Adèle Mosonyi, dans sa série sur les chantiers, nous convie à une transhumance particulière.
C’est, assemblés, qu’un chantier véhicule la construction et la démolition, la perte et le gain en puissance, la ruine et l’édification, la pierre endeuillée et la pierre vêtue.
Les murs sont proposés, de loin, comme des nuées de l’exode, du transfert des humains – souvent des plus démunis – figées dans le perdu, à même l’horizon aboli.
Tout est trouble devant l’intimité à l’air libre, la transparence des desseins des occupants, entrailles et dépouilles de chair et de papier.
C’est la chute des murs qui licencie l’aperception de l’ombre des amants ; et, au plus fort de la chute et de l’ombre, seule demeure la déchirure.

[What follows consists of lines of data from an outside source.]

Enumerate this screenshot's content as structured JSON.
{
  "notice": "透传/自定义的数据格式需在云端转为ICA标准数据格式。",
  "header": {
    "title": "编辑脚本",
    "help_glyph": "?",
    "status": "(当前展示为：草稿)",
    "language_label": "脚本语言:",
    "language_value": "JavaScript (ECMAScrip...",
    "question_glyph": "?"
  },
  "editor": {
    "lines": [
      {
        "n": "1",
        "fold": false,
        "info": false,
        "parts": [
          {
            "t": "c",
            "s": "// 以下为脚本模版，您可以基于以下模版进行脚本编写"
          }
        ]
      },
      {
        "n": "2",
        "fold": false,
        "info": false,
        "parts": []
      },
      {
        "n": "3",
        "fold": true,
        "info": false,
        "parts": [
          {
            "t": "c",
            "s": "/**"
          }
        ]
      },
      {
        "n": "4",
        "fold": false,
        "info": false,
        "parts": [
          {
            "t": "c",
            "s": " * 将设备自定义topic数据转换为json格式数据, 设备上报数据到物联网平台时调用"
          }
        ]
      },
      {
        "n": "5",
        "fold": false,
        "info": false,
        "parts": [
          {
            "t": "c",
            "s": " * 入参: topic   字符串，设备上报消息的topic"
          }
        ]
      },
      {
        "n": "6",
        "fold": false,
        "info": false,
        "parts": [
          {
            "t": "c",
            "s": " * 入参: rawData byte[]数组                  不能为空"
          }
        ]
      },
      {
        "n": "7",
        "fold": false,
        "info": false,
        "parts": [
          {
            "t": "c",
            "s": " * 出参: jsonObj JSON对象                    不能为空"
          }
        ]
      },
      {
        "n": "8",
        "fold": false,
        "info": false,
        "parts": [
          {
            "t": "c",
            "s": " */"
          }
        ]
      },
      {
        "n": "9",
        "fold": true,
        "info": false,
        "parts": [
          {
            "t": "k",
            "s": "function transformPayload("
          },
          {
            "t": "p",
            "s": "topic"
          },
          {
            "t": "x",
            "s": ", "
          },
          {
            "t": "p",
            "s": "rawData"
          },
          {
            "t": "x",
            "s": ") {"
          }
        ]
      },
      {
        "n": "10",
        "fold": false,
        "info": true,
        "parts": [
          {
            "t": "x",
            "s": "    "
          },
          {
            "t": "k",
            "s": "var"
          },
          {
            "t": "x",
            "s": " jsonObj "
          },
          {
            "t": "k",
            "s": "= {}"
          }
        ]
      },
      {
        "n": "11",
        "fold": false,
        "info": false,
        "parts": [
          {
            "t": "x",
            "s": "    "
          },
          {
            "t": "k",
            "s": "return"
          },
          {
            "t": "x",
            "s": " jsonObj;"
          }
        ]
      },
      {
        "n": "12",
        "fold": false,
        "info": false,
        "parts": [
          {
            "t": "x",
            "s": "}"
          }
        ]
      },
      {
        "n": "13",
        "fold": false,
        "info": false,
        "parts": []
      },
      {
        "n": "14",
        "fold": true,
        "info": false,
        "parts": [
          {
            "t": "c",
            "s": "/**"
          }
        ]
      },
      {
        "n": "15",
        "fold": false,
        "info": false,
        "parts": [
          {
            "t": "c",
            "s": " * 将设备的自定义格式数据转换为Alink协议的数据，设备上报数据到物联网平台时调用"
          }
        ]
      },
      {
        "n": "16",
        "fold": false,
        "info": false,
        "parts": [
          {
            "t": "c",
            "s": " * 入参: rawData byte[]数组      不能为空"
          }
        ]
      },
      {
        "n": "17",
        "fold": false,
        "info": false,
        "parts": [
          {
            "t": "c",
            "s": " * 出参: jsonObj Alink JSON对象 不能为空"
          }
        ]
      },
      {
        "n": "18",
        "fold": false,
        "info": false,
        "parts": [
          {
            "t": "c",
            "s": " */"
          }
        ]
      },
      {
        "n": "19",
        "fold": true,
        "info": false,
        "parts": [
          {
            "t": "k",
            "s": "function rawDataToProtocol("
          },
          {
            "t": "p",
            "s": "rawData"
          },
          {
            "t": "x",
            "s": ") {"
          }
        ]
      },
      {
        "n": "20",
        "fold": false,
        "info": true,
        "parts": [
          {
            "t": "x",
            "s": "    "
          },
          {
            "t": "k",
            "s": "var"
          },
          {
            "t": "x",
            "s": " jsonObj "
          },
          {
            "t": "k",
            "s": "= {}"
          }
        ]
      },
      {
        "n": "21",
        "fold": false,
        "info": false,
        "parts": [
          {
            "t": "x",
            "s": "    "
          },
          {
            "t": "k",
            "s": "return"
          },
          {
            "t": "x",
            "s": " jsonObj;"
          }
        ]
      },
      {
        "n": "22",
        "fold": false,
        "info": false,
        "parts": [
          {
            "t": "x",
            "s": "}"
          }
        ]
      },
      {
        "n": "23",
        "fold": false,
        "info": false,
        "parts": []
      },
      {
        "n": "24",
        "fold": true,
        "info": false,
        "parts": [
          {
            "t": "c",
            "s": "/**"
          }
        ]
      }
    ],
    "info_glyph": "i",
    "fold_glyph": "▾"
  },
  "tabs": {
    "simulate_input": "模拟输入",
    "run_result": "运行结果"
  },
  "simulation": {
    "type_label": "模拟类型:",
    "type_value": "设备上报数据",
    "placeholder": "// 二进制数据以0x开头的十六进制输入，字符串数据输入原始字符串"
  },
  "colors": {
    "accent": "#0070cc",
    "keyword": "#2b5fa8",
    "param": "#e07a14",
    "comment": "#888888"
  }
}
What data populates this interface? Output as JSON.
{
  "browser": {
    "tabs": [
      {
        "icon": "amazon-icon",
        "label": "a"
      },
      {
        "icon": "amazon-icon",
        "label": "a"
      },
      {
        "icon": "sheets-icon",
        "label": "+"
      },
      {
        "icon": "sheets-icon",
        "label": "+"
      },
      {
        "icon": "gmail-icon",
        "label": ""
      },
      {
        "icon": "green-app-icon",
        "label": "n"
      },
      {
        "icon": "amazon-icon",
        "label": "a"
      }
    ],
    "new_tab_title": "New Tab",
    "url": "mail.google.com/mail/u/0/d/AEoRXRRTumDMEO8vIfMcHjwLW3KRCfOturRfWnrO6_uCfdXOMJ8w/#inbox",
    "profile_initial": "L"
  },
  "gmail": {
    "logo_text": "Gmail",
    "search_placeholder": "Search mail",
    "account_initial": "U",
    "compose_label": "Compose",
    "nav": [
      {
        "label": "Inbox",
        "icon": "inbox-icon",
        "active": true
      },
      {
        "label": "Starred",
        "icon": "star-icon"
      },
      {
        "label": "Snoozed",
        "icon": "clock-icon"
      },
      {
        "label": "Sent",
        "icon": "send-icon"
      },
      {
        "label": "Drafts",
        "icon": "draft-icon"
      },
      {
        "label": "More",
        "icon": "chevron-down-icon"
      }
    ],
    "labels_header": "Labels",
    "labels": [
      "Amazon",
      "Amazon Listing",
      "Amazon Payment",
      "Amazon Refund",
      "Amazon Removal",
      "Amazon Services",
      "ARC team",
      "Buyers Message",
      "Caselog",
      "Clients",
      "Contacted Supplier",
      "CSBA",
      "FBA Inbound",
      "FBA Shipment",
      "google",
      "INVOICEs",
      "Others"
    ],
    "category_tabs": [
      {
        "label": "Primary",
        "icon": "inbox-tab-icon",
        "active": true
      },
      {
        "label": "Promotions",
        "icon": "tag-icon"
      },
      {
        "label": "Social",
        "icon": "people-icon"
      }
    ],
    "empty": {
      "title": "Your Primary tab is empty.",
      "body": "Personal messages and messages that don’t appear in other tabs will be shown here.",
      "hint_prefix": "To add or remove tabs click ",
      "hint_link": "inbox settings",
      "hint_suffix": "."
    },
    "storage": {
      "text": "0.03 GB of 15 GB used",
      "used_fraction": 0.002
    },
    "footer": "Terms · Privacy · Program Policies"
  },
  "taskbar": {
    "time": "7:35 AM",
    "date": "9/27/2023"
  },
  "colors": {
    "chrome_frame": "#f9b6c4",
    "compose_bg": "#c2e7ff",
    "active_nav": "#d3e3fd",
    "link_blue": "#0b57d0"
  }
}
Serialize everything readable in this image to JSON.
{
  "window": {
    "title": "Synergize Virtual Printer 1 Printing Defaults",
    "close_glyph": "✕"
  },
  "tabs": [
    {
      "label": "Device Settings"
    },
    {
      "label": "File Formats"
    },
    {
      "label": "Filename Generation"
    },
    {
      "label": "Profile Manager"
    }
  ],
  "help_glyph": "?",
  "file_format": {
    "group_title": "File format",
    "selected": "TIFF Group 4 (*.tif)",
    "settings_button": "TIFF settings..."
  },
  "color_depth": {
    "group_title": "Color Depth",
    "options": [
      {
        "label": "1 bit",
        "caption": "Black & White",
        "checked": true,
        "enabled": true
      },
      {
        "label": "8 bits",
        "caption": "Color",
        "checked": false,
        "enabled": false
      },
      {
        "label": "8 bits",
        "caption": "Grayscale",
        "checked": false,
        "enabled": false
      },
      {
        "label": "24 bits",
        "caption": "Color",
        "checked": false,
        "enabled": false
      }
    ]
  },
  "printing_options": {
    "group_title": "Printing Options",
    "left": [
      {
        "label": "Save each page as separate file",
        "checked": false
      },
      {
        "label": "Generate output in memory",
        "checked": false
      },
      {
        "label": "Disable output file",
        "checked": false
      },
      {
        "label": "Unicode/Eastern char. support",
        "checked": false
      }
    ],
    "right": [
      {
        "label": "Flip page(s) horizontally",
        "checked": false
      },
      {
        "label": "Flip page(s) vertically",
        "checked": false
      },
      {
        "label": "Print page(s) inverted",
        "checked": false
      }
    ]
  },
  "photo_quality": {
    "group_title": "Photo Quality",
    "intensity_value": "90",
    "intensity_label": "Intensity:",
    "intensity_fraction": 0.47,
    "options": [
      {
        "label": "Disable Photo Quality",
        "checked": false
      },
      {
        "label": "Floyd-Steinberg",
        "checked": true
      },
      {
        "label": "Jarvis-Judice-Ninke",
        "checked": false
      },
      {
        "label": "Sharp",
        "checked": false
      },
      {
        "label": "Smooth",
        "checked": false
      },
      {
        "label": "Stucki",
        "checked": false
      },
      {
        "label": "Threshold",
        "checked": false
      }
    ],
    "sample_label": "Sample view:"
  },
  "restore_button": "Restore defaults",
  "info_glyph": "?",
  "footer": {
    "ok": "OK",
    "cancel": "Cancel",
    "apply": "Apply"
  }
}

Mais bientôt le vent, la poussière, l’orage séduisent le mur, conversent avec son revêtement, le raniment, l’alimentent.
Et le mur frémit depuis l’aube, rêve au crépuscule, chemine en ses fissures, se prête au voyage.
Pas sûr alors que la tourmente ou la pluie s’y promène avec son cortège de morts.
La vétusté s’écarte devant le vestige et le délaissé s’évanouit dedans le mur en délai.
Les destins de l’ombre soudain se soudent par le tissu mural en accolade.
Le mur, carnaval bigarré, se fait donc, sous le pinceau du peintre, canevas triomphant, délateur d’expulsions, mardi gras du fragmentaire.
C’est que ce qui s’engouffre entre les interstices des lambris et les tapisseries en lambeaux est plus puissant que la destruction, plus hâtif que les poussées de la ville : c’est la margelle où s’installe la boursouflure du vivant – son accouvage captivé par les collages de l’artiste – le puits jaugé par le rire des enfants.
Oui, un simple rire d’enfant brave l’oubli et suffit à instruire la filature de l’Etre.
L’éloquence du chantier perdure par delà son extinction.
Et la fête vient avec l’œil du passant qui l’ignore encore.
Adèle Mosonyi, tisserande de cette contexture, a fixé pour le regard de ce dernier, ravisseur de la fugue, cette interrogation sur le temps tenu en forclusion et sur l’espace délivré sans pudeur.
Sa série est un hymne au mouvement accordé, un soupir qui ondule la portée de la loi.
Murs en délai : murmures, marelles, mots d’amour ; comptines dans un désert de pierres.